A/B Testing with Feature Flags: Ship Experiments Without the Complexity
Why A/B Test with Feature Flags?
Most teams think A/B testing requires a dedicated experimentation platform — Optimizely, LaunchDarkly Experimentation, or Google Optimize (RIP). These tools cost thousands per month, add SDK bloat, and introduce yet another vendor into your stack.
Here's the thing: if you already have feature flags, you already have 80% of what you need for A/B testing.
A feature flag with percentage-based rollout is fundamentally an A/B test. The only missing pieces are:
- Consistent assignment — same user always sees the same variant
- Variant tracking — recording which variant each user saw
- Metric collection — measuring outcomes per variant
- Statistical analysis — determining if the difference is real
Let's build this step by step.
The Basics: Flags as Experiments
A traditional feature flag splits users into two groups: flag ON vs flag OFF. An A/B test does the same thing, but with intent — you're measuring which group performs better on a specific metric.
// This is a feature flag
const showNewPricing = rollgate.isEnabled('new-pricing-page', { userId });
// This is also an A/B test
// Same code, different intent
if (showNewPricing) {
renderNewPricingPage(); // Variant B
track('pricing_page_view', { variant: 'new' });
} else {
renderCurrentPricingPage(); // Variant A (control)
track('pricing_page_view', { variant: 'control' });
}
The code is identical. The difference is operational: you're tracking outcomes and making a data-driven decision.
Consistent User Assignment
The most important requirement for A/B testing is consistency — a user must always see the same variant for the duration of the experiment. If user #42 sees the new pricing page on Monday, they must see it on Tuesday too.
Feature flags handle this through sticky assignment. When you pass a userId (or any stable identifier) to the flag evaluation, the system hashes it deterministically:
// Rollgate SDK handles this automatically
const variant = rollgate.isEnabled('new-pricing-page', {
userId: user.id, // Stable identifier
});
// Same userId always gets the same result
// No database lookup, no cookie required
This works because good feature flag systems use consistent hashing (like MurmurHash) on the user ID. The hash maps to a number between 0-100, and if your rollout is at 50%, users with hash < 50 get the variant, others get the control.

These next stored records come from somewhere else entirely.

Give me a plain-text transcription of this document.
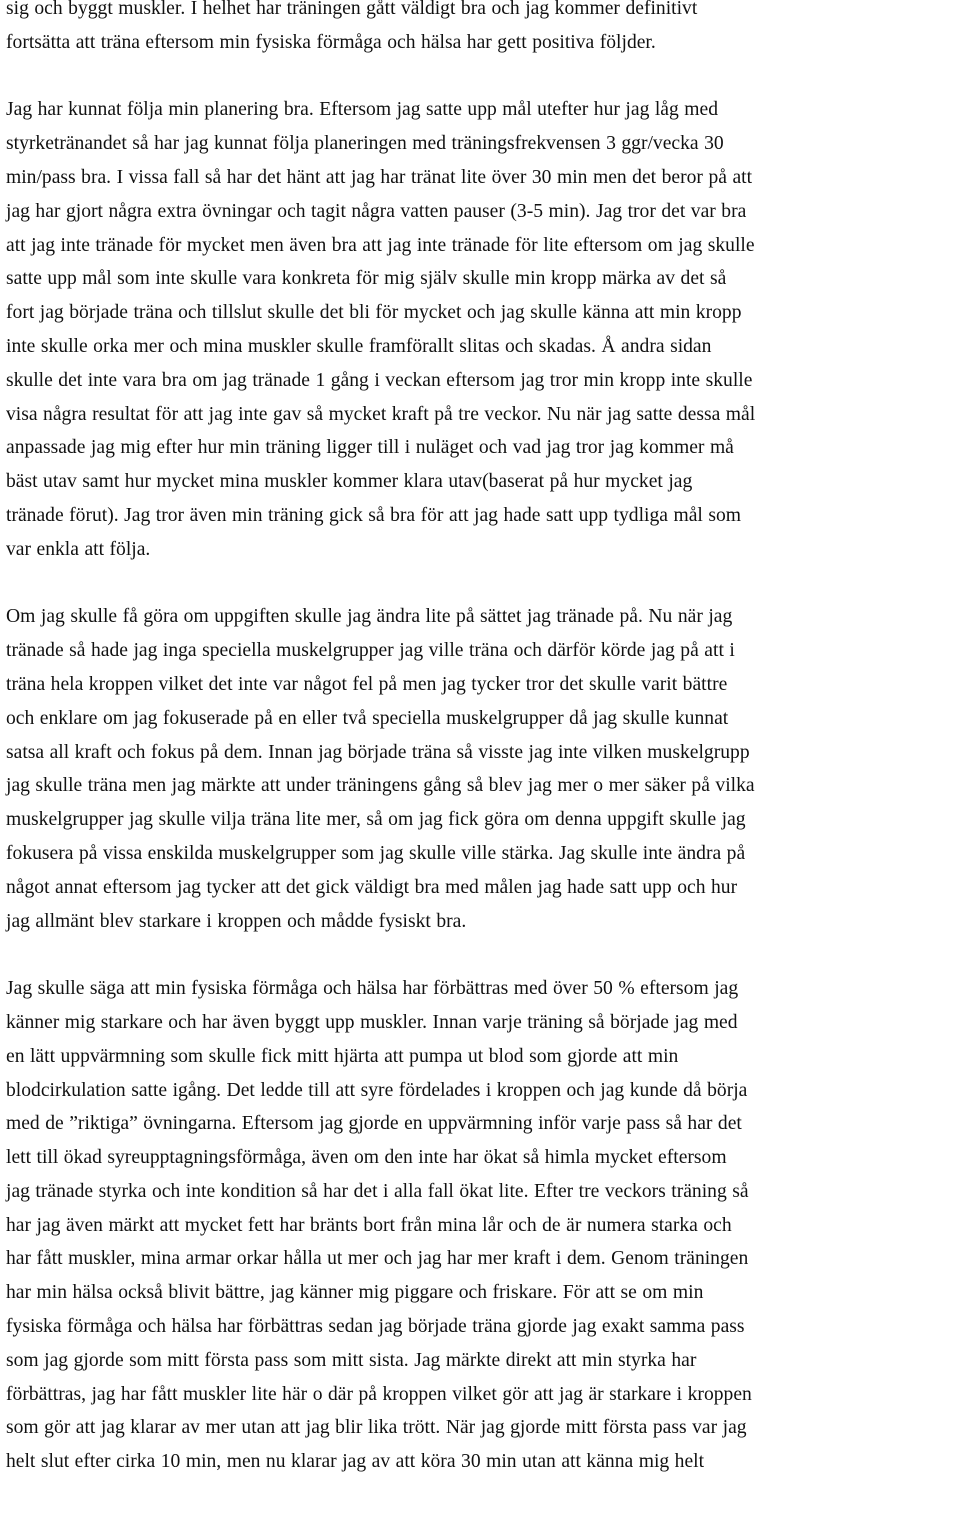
sig och byggt muskler. I helhet har träningen gått väldigt bra och jag kommer definitivt
fortsätta att träna eftersom min fysiska förmåga och hälsa har gett positiva följder.

Jag har kunnat följa min planering bra. Eftersom jag satte upp mål utefter hur jag låg med
styrketränandet så har jag kunnat följa planeringen med träningsfrekvensen 3 ggr/vecka 30
min/pass bra. I vissa fall så har det hänt att jag har tränat lite över 30 min men det beror på att
jag har gjort några extra övningar och tagit några vatten pauser (3-5 min). Jag tror det var bra
att jag inte tränade för mycket men även bra att jag inte tränade för lite eftersom om jag skulle
satte upp mål som inte skulle vara konkreta för mig själv skulle min kropp märka av det så
fort jag började träna och tillslut skulle det bli för mycket och jag skulle känna att min kropp
inte skulle orka mer och mina muskler skulle framförallt slitas och skadas. Å andra sidan
skulle det inte vara bra om jag tränade 1 gång i veckan eftersom jag tror min kropp inte skulle
visa några resultat för att jag inte gav så mycket kraft på tre veckor. Nu när jag satte dessa mål
anpassade jag mig efter hur min träning ligger till i nuläget och vad jag tror jag kommer må
bäst utav samt hur mycket mina muskler kommer klara utav(baserat på hur mycket jag
tränade förut). Jag tror även min träning gick så bra för att jag hade satt upp tydliga mål som
var enkla att följa.

Om jag skulle få göra om uppgiften skulle jag ändra lite på sättet jag tränade på. Nu när jag
tränade så hade jag inga speciella muskelgrupper jag ville träna och därför körde jag på att i
träna hela kroppen vilket det inte var något fel på men jag tycker tror det skulle varit bättre
och enklare om jag fokuserade på en eller två speciella muskelgrupper då jag skulle kunnat
satsa all kraft och fokus på dem. Innan jag började träna så visste jag inte vilken muskelgrupp
jag skulle träna men jag märkte att under träningens gång så blev jag mer o mer säker på vilka
muskelgrupper jag skulle vilja träna lite mer, så om jag fick göra om denna uppgift skulle jag
fokusera på vissa enskilda muskelgrupper som jag skulle ville stärka. Jag skulle inte ändra på
något annat eftersom jag tycker att det gick väldigt bra med målen jag hade satt upp och hur
jag allmänt blev starkare i kroppen och mådde fysiskt bra.

Jag skulle säga att min fysiska förmåga och hälsa har förbättras med över 50 % eftersom jag
känner mig starkare och har även byggt upp muskler. Innan varje träning så började jag med
en lätt uppvärmning som skulle fick mitt hjärta att pumpa ut blod som gjorde att min
blodcirkulation satte igång. Det ledde till att syre fördelades i kroppen och jag kunde då börja
med de ”riktiga” övningarna. Eftersom jag gjorde en uppvärmning inför varje pass så har det
lett till ökad syreupptagningsförmåga, även om den inte har ökat så himla mycket eftersom
jag tränade styrka och inte kondition så har det i alla fall ökat lite. Efter tre veckors träning så
har jag även märkt att mycket fett har bränts bort från mina lår och de är numera starka och
har fått muskler, mina armar orkar hålla ut mer och jag har mer kraft i dem. Genom träningen
har min hälsa också blivit bättre, jag känner mig piggare och friskare. För att se om min
fysiska förmåga och hälsa har förbättras sedan jag började träna gjorde jag exakt samma pass
som jag gjorde som mitt första pass som mitt sista. Jag märkte direkt att min styrka har
förbättras, jag har fått muskler lite här o där på kroppen vilket gör att jag är starkare i kroppen
som gör att jag klarar av mer utan att jag blir lika trött. När jag gjorde mitt första pass var jag
helt slut efter cirka 10 min, men nu klarar jag av att köra 30 min utan att känna mig helt
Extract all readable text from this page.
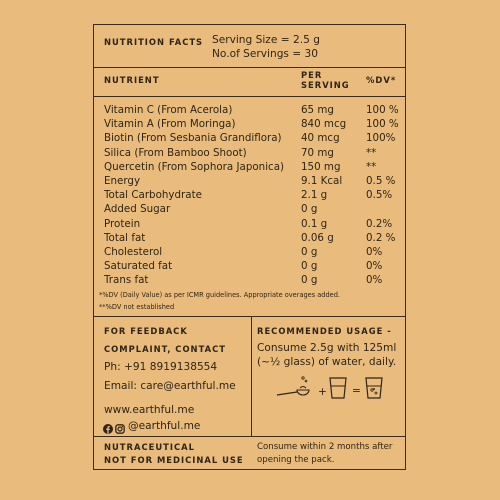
NUTRITION FACTS Serving Size = 2.5 g
No.of Servings = 30
NUTRIENT	PER
SERVING %DV*
Vitamin C (From Acerola)	65 mg	100 %
Vitamin A (From Moringa)	840 mcg 100 %
Biotin (From Sesbania Grandiflora) 40 mcg	100%
Silica (From Bamboo Shoot)	70 mg	**
Quercetin (From Sophora Japonica) 150 mg **
Energy	9.1 Kcal 0.5 %
Total Carbohydrate	2.1 g	0.5%
Added Sugar	0 g
Protein	0.1 g	0.2%
Total fat	0.06 g	0.2 %
Cholesterol	0 g	0%
Saturated fat	0 g	0%
Trans fat	0 g	0%
*%DV (Daily Value) as per ICMR guidelines. Appropriate overages added.
**%DV not established
FOR FEEDBACK
COMPLAINT, CONTACT
Ph: +91 8919138554
Email: care@earthful.me
www.earthful.me
@earthful.me
RECOMMENDED USAGE -
Consume 2.5g with 125ml
(~½ glass) of water, daily.
+ =
NUTRACEUTICAL
NOT FOR MEDICINAL USE
Consume within 2 months after
opening the pack.
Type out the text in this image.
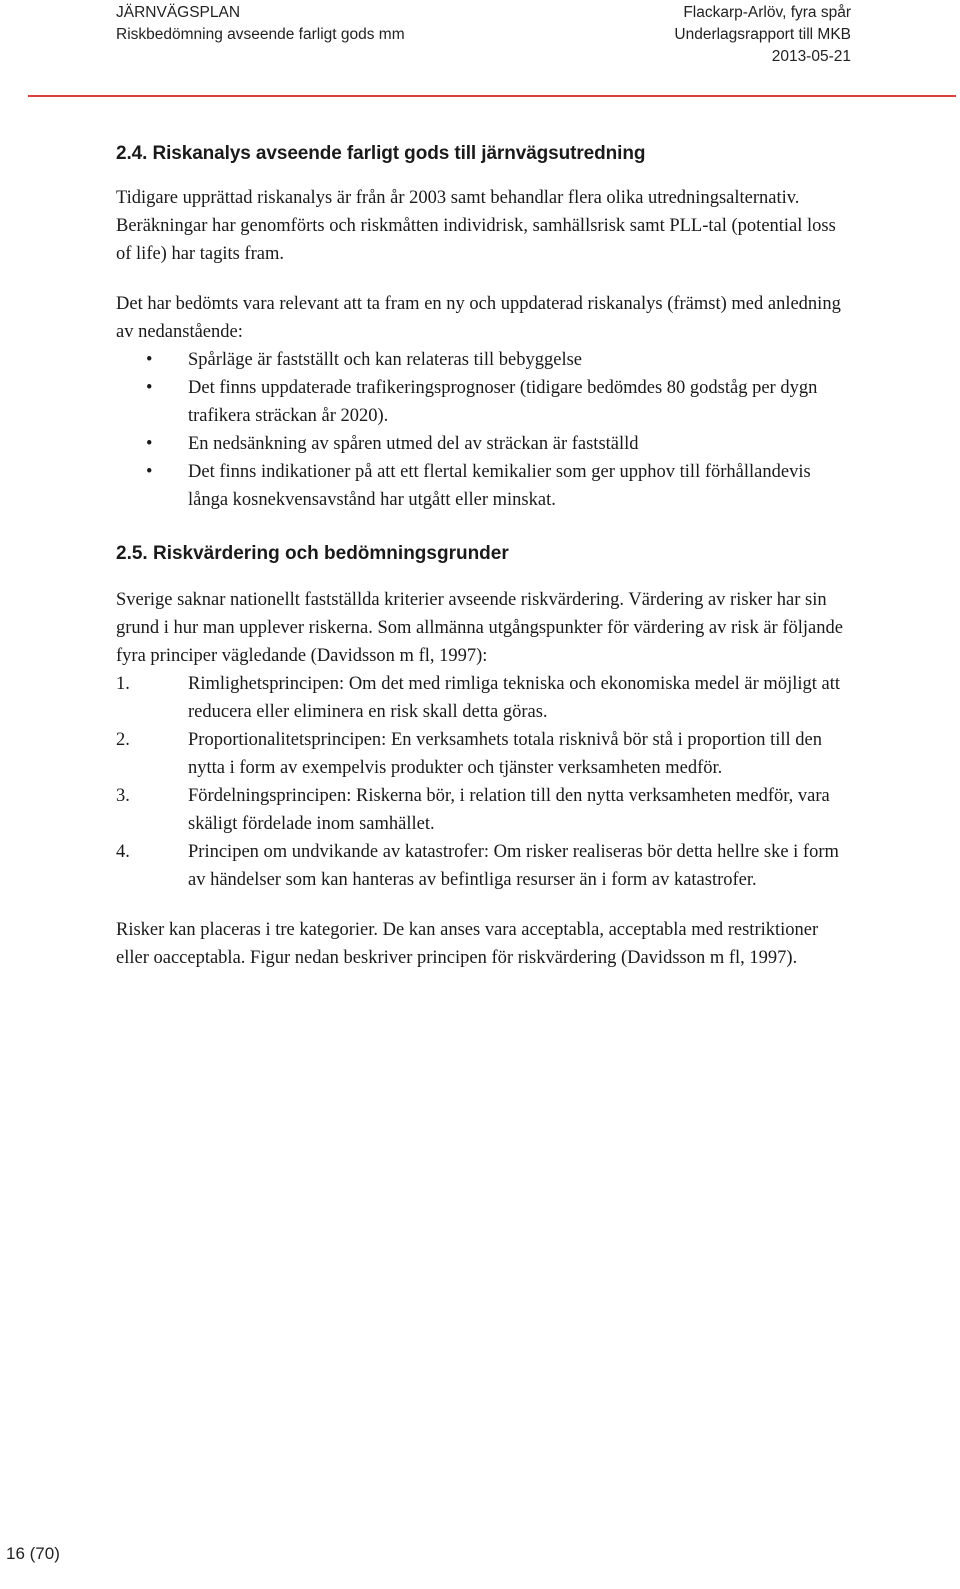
JÄRNVÄGSPLAN
Riskbedömning avseende farligt gods mm
Flackarp-Arlöv, fyra spår
Underlagsrapport till MKB
2013-05-21
2.4. Riskanalys avseende farligt gods till järnvägsutredning

Tidigare upprättad riskanalys är från år 2003 samt behandlar flera olika utredningsalternativ. Beräkningar har genomförts och riskmåtten individrisk, samhällsrisk samt PLL-tal (potential loss of life) har tagits fram.

Det har bedömts vara relevant att ta fram en ny och uppdaterad riskanalys (främst) med anledning av nedanstående:

• Spårläge är fastställt och kan relateras till bebyggelse
• Det finns uppdaterade trafikeringsprognoser (tidigare bedömdes 80 godståg per dygn trafikera sträckan år 2020).
• En nedsänkning av spåren utmed del av sträckan är fastställd
• Det finns indikationer på att ett flertal kemikalier som ger upphov till förhållandevis långa kosnekvensavstånd har utgått eller minskat.
2.5. Riskvärdering och bedömningsgrunder

Sverige saknar nationellt fastställda kriterier avseende riskvärdering. Värdering av risker har sin grund i hur man upplever riskerna. Som allmänna utgångspunkter för värdering av risk är följande fyra principer vägledande (Davidsson m fl, 1997):

1.	Rimlighetsprincipen: Om det med rimliga tekniska och ekonomiska medel är möjligt att reducera eller eliminera en risk skall detta göras.
2.	Proportionalitetsprincipen: En verksamhets totala risknivå bör stå i proportion till den nytta i form av exempelvis produkter och tjänster verksamheten medför.
3.	Fördelningsprincipen: Riskerna bör, i relation till den nytta verksamheten medför, vara skäligt fördelade inom samhället.
4.	Principen om undvikande av katastrofer: Om risker realiseras bör detta hellre ske i form av händelser som kan hanteras av befintliga resurser än i form av katastrofer.

Risker kan placeras i tre kategorier. De kan anses vara acceptabla, acceptabla med restriktioner eller oacceptabla. Figur nedan beskriver principen för riskvärdering (Davidsson m fl, 1997).

16 (70)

Why this matters: Cookie-based assignment breaks across devices. Server-side hashing on user ID works everywhere — web, mobile, API, email.
Designing Your Experiment
Before writing code, define three things:
1. Hypothesis
Bad: "Let's see if the new pricing page is better."
Good: "Changing the pricing page CTA from 'Start Free Trial' to 'Get Started Free' will increase trial signups by at least 10%."
A clear hypothesis tells you what to measure and when to stop.
2. Primary Metric
Pick one metric that determines success. Secondary metrics are fine for context, but having multiple primary metrics inflates your false positive rate.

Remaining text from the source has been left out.